Into this situation there dropped the television series Firefly. It only lasted a few episodes, mostly because it couldn’t compete with the cheesy reality shows that were taking over Fox — why put money into a fairly expensive sci-fi show when you can put some morons on the camera with a minimal script and a tasteless premise, and get bigger numbers for a far lower investment?

The fans of Firefly, however, were outraged. Here was television sci-fi that was smart, funny, heroic, realistic, moving, innovative, yet keenly aware of the whole tradition of science fiction and of television? It was the smartest thing on tv, period.
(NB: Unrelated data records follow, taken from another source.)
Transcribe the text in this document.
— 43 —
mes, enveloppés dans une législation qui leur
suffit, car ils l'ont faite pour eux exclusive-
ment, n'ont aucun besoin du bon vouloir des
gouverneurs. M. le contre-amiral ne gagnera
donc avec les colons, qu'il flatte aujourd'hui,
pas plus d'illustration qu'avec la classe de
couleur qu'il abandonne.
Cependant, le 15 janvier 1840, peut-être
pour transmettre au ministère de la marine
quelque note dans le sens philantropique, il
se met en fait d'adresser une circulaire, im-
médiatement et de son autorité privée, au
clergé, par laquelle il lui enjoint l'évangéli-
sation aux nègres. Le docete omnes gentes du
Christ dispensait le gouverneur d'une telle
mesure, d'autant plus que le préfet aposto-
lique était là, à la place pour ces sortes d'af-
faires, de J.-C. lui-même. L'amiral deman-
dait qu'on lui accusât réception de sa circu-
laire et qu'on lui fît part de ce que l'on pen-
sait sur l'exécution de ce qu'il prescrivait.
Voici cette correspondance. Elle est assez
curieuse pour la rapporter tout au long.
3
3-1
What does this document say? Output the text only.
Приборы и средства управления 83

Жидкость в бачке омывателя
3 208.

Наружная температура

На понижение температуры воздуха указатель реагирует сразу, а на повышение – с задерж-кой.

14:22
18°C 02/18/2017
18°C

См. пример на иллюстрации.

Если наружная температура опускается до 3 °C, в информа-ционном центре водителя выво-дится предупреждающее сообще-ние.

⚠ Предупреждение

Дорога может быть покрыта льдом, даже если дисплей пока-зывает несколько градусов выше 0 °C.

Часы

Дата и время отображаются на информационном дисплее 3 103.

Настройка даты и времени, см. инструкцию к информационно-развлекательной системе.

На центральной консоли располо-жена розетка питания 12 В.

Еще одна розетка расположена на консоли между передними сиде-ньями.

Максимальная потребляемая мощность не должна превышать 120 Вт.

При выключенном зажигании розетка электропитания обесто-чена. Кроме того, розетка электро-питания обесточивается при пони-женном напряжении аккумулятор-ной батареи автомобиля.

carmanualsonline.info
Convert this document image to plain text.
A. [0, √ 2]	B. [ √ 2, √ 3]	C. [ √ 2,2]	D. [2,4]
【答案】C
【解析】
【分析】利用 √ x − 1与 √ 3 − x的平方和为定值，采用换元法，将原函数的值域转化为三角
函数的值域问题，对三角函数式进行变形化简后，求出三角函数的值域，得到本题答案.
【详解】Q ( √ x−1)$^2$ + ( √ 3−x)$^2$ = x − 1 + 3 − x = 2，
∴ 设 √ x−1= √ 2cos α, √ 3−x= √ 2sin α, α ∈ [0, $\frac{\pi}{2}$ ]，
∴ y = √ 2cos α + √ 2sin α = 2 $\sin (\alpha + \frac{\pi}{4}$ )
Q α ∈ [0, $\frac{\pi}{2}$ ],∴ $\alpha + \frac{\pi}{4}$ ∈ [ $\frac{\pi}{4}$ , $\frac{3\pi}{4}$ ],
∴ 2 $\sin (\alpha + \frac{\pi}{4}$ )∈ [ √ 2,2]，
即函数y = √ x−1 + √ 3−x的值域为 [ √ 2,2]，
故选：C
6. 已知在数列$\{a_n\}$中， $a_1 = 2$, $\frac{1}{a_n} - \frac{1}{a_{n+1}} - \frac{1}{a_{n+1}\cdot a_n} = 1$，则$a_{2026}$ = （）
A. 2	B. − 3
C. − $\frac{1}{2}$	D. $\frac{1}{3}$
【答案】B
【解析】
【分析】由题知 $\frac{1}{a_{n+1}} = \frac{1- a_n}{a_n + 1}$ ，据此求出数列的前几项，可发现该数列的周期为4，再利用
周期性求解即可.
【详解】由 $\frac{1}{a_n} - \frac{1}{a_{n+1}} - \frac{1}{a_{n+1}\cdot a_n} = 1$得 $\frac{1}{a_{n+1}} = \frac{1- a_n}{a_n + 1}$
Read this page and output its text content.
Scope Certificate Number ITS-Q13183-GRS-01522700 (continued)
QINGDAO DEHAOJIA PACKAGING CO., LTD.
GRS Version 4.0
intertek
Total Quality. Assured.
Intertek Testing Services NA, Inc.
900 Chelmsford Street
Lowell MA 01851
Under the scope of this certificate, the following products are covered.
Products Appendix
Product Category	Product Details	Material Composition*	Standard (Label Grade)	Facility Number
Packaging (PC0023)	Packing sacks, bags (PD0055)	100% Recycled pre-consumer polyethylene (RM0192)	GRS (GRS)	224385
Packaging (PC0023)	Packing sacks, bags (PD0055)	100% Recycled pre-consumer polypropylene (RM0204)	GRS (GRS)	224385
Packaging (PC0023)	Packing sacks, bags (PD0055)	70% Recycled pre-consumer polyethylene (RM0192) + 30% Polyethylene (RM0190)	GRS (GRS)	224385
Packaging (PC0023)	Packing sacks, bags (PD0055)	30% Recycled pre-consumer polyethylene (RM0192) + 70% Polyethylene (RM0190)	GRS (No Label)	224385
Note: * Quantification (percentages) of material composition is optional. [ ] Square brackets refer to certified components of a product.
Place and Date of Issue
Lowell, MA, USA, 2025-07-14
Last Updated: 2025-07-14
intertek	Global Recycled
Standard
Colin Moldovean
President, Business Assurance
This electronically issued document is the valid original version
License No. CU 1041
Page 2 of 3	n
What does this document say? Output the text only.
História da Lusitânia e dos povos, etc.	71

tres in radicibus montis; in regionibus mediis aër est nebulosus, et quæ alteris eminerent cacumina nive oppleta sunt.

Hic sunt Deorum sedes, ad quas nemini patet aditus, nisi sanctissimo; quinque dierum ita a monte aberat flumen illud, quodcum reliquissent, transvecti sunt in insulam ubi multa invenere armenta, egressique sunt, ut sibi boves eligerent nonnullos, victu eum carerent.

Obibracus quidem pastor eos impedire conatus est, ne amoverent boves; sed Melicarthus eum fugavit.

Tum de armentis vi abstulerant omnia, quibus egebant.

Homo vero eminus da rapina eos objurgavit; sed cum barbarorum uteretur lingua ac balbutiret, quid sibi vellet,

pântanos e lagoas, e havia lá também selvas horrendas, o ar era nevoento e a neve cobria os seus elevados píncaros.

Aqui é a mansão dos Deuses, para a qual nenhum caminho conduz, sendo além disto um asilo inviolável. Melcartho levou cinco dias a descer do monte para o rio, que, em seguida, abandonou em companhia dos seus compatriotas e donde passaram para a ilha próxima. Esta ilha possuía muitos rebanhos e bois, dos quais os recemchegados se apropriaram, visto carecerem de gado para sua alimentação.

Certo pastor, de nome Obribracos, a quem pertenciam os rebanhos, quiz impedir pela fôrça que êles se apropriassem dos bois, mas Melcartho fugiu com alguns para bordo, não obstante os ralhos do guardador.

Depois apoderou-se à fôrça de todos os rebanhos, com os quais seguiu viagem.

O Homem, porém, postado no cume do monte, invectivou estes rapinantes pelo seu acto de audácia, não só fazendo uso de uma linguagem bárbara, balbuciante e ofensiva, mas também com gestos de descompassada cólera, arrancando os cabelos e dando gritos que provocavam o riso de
And it was gone before most people had a chance to know it was even on the air.

At least the original Star Trek ran for three seasons — enough for it to be stripped into syndication. You can’t do that with a dozen episodes — local stations would blow through them in less than three weeks of weekday showings, and then what do they put on?

Fortunately, we are now in the age of the DVD, and Firefly went to direct sales, where it found more and more fans after it was canceled than it ever had when it was on the air.

And those fans, who began to organize on the traditional sci-fi-fandom model, calling themselves "Browncoats," set to work to promote the return of Firefly to the airwaves — or its development as a feature film.

It helped that Joss Whedon, other producers and creative people, and the actors themselves all believed in this show, knowing they had been part of something rare and wonderful. So they met with the fans, encouraging them to believe they were all working together. And when Whedon got funding to shoot the feature film, he rewarded those fans by giving showings of the finished film for months before the theatrical release, helping promote Serenity.

I’ve already written that I thought Serenity was the best movie of the year it came out, and in my opinion the best sci-fi film ever.

But what I want to tell you about now is a fascinating documentary on DVD called Done the Impossible: The Fans’ Tale of Firefly and Serenity. I know about it in part because I’m one of the people they interviewed in the making of the film. But I loved watching the whole thing.

This well-edited film tells the whole story that I’ve scantily described above, bringing together the voices (and faces) of the stars of the TV show, including Joss Whedon; the sharply intelligent critics; and the geekiest of the fans. The surprising thing is the almost complete overlap between the last two groups. At first it’s easy to look at these often-socially-inappropriate people and mock them.

Until you realize that they’re not just passionate, they’re usually also very smart. They’re the kind of people who decide something should happen and then take action to make it so — the kind of people you wish were more prevalent in businesses and government agencies when you want them to accomplish something important to you.

You don’t have to be a fan of Firefly and Serenity to enjoy this DVD (though of course if you are, you probably will). You can view this documentary as an anthropological adventure, moving you into a culture that is more influential in American life than you think, yet which remains largely invisible — and is ridiculed whenever it surfaces in the local news.

Think of it as a freelance "special features" DVD and you’ll recognize it as one of the best every created. Think of it as National Geographic doing a special on one of America’s most fascinating tribes, and it’ll be even better.

The DVD and CD soundtrack are available at DoneTheImpossible.com and at Amazon.com.

Meanwhile, though, if you haven’t seen Firefly and Serenity because they’re "sci-fi," you’re functioning at about the level of those who haven’t seen the Emma Thompson Sense & Sensibility because it’s a "chick flick" or who won’t see the latest two Harry Potter films because they "promote Satanism." Get over your biases, open your minds, and inject yourself with some of the best, most intelligent, and most emotionally compelling storytelling there is.